En los últimos años se ha iniciado un debate en torno al impacto ambiental de la industria de la moda.

La globalización y las plataformas digitales han hecho visible una problemática relacionada con el alto consumo de agua, la contaminación y la afectación que generan sus actividades en el mundo, sobre todo en el continente asiático, siendo la segunda industria más contaminante del mundo.

Según datos socializados en la Conferencia de la ONU sobre Comercio y Desarrollo, “cada año se utiliza en la producción de ropa 93.000 millones de metros cúbicos de agua, lo que se traduciría en el volumen suficiente para satisfacer las necesidades de cinco millones de personas”. Así mismo, afirman que, “cada año, la industria tira al mar alrededor de medio millón de toneladas de microfibra lo que generaría el mismo impacto de 3 millones de barriles de petróleo”.

Sin mencionar que, para producir unos jeans se necesitan 7.500 litros de agua, siendo así la responsable del 20% del desperdicio de agua a nivel global. Un panorama que invita a replantear no solo los modelos de sostenibilidad de la industria, sino la responsabilidad individual frente a la economía circular y el aporte de cada persona a la sostenibilidad ambiental en el mundo.

En el marco de la conferencia: Emprendimiento Digital y Startups realizada en el Congreso Internacional de Diseño e Innovación 2021 en Areandina sede Valledupar, David Luquin, experto invitado y director general de emprendimiento de la Universidad de Navarra en España, exaltó las medidas que están tomando muchas tiendas de moda de reciclar productos e iniciativas cada vez más visibles en las plataformas digitales de venta de segunda mano y alquiler de ropa.

Durante la charla, el experto invitó a las personas a preguntarse, ¿cómo consumimos?, ¿cuántas veces repetimos ropa?, ¿cuánta ropa tenemos en el armario?

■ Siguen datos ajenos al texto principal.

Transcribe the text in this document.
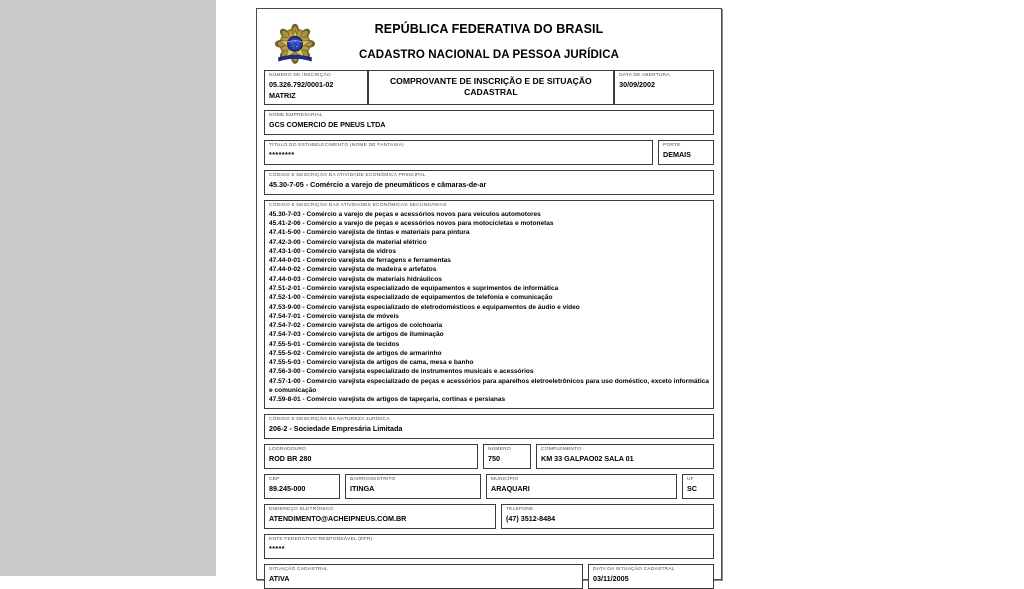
REPÚBLICA FEDERATIVA DO BRASIL
CADASTRO NACIONAL DA PESSOA JURÍDICA
NÚMERO DE INSCRIÇÃO
05.326.792/0001-02
MATRIZ
COMPROVANTE DE INSCRIÇÃO E DE SITUAÇÃO CADASTRAL
DATA DE ABERTURA
30/09/2002
NOME EMPRESARIAL
GCS COMERCIO DE PNEUS LTDA
TÍTULO DO ESTABELECIMENTO (NOME DE FANTASIA)
********
PORTE
DEMAIS
CÓDIGO E DESCRIÇÃO DA ATIVIDADE ECONÔMICA PRINCIPAL
45.30-7-05 - Comércio a varejo de pneumáticos e câmaras-de-ar
CÓDIGO E DESCRIÇÃO DAS ATIVIDADES ECONÔMICAS SECUNDÁRIAS
45.30-7-03 - Comércio a varejo de peças e acessórios novos para veículos automotores
45.41-2-06 - Comércio a varejo de peças e acessórios novos para motocicletas e motonetas
47.41-5-00 - Comércio varejista de tintas e materiais para pintura
47.42-3-00 - Comércio varejista de material elétrico
47.43-1-00 - Comércio varejista de vidros
47.44-0-01 - Comércio varejista de ferragens e ferramentas
47.44-0-02 - Comércio varejista de madeira e artefatos
47.44-0-03 - Comércio varejista de materiais hidráulicos
47.51-2-01 - Comércio varejista especializado de equipamentos e suprimentos de informática
47.52-1-00 - Comércio varejista especializado de equipamentos de telefonia e comunicação
47.53-9-00 - Comércio varejista especializado de eletrodomésticos e equipamentos de áudio e vídeo
47.54-7-01 - Comércio varejista de móveis
47.54-7-02 - Comércio varejista de artigos de colchoaria
47.54-7-03 - Comércio varejista de artigos de iluminação
47.55-5-01 - Comércio varejista de tecidos
47.55-5-02 - Comércio varejista de artigos de armarinho
47.55-5-03 - Comércio varejista de artigos de cama, mesa e banho
47.56-3-00 - Comércio varejista especializado de instrumentos musicais e acessórios
47.57-1-00 - Comércio varejista especializado de peças e acessórios para aparelhos eletroeletrônicos para uso doméstico, exceto informática e comunicação
47.59-8-01 - Comércio varejista de artigos de tapeçaria, cortinas e persianas
CÓDIGO E DESCRIÇÃO DA NATUREZA JURÍDICA
206-2 - Sociedade Empresária Limitada
LOGRADOURO
ROD BR 280
NÚMERO
750
COMPLEMENTO
KM 33 GALPAO02 SALA 01
CEP
89.245-000
BAIRRO/DISTRITO
ITINGA
MUNICÍPIO
ARAQUARI
UF
SC
ENDEREÇO ELETRÔNICO
ATENDIMENTO@ACHEIPNEUS.COM.BR
TELEFONE
(47) 3512-8484
ENTE FEDERATIVO RESPONSÁVEL (EFR)
*****
SITUAÇÃO CADASTRAL
ATIVA
DATA DA SITUAÇÃO CADASTRAL
03/11/2005
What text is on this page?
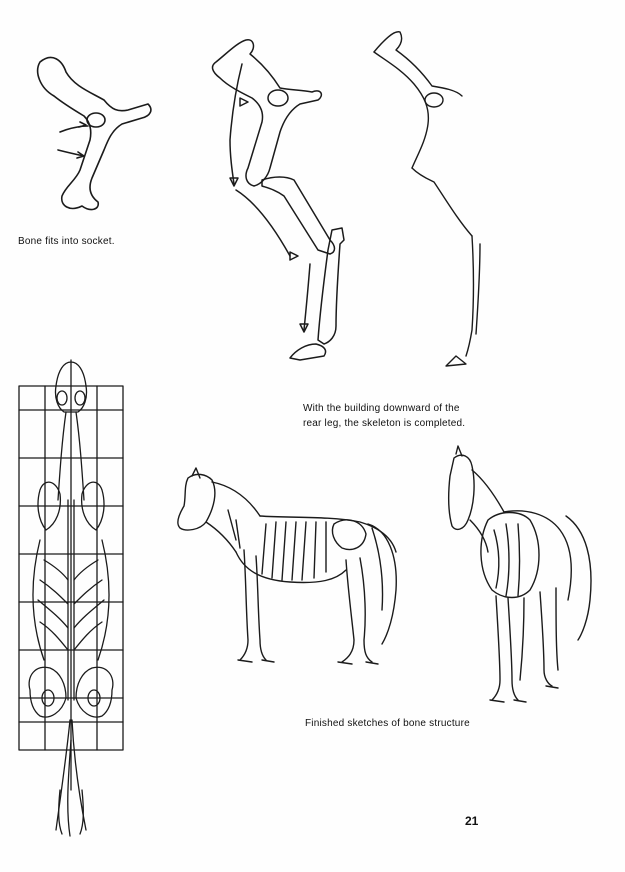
Bone fits into socket.
With the building downward of the
rear leg, the skeleton is completed.
Finished sketches of bone structure
21
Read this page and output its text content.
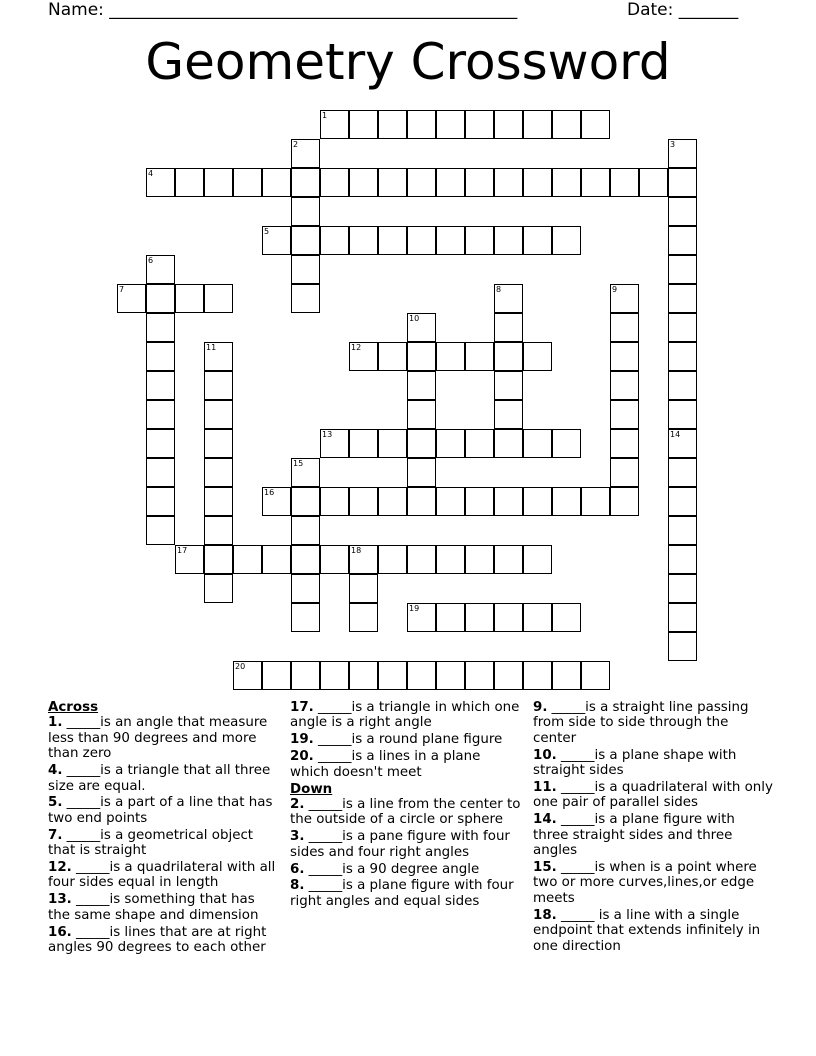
Name: ________________________________________________	Date: _______
Geometry Crossword
1
2	3
4
5
6
7	8	9
10
11	12
13	14
15
16
17	18
19
20
Across
1. _____is an angle that measure less than 90 degrees and more than zero
4. _____is a triangle that all three size are equal.
5. _____is a part of a line that has two end points
7. _____is a geometrical object that is straight
12. _____is a quadrilateral with all four sides equal in length
13. _____is something that has the same shape and dimension
16. _____is lines that are at right angles 90 degrees to each other
17. _____is a triangle in which one angle is a right angle
19. _____is a round plane figure
20. _____is a lines in a plane which doesn't meet
Down
2. _____is a line from the center to the outside of a circle or sphere
3. _____is a pane figure with four sides and four right angles
6. _____is a 90 degree angle
8. _____is a plane figure with four right angles and equal sides
9. _____is a straight line passing from side to side through the center
10. _____is a plane shape with straight sides
11. _____is a quadrilateral with only one pair of parallel sides
14. _____is a plane figure with three straight sides and three angles
15. _____is when is a point where two or more curves,lines,or edge meets
18. _____ is a line with a single endpoint that extends infinitely in one direction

Y sobre todo, ¿qué estamos haciendo de manera individual para disminuir el impacto ambiental de la industria de la moda?.

“Las empresas son unas, los consumidores somos muchos; si hacemos un consumo más responsable, el impacto negativo de las acciones de la industria se disminuirían significativamente, incluso, muchas de esas empresas no existirían, debemos entender que más allá de los ideales la industria es egoísta”, afirmó el director Luquin.

El experto en moda resaltó la importancia de que los consumidores renuncien al modelo de “comprar, usar y desechar”, apropiar la economía circular a nuestras acciones diarias y reconocer que el consumidor juega un papel crucial en el modelo de negocio de la industria de la moda.

“Nos ponemos en una posición de hablar de sostenibilidad, indignarnos por las acciones que generan las grandes industrias, pero a la vez seguimos consumiendo en grandes cantidades esos productos; decimos que las empresas son los monstruos, pero nosotros los alimentamos y los monstruos no funcionan sin nosotros”, explicó el experto.

En el converstorio, donde participaron alrededor de 200 personas, el director Luquin invitó a los asistentes a comprar a diseñadores locales, pensar en emprendimientos e iniciar negocios digitales, teniendo siempre una mirada responsable y afín con los modelos de sostenibilidad.

Por su parte, la directora del programa de Diseño de Modas de Areandina, Clara Ivonne Riachi Vega, recalcó que Areandina ha hecho una apuesta por la sostenibilidad en la moda al ser parte de Pacto Global, una iniciativa que promueve el compromiso del sector privado, sector público y sociedad civil a alinear sus estrategias y operaciones con principios afines a los derechos humanos, medio ambiente, entro otros.

“Las empresas ya constituidas puede que tengan la intención de aplicar modelos sostenibles, pero no hay suficiente legislación en Colombia para que esto sea una realidad, además falta mucho apoyo económico para la industria, porque dar el paso a un modelo sostenible requiere de mucho dinero, hoy vemos a nivel mundial grandes marcas que utilizan materiales reciclables en sus productos, pero ello ha llevado un esfuerzo importante”, puntualizó la directora Riachi.

La directora Riachi invitó a los diseñadores a revisar los insumos con los que trabajan, dado que ya muchos vienen con sello verde y mencionó que ya se ha venido trabajando para que esos materiales tengan menos aranceles en el país y por consiguiente sean más asequibles para las empresas.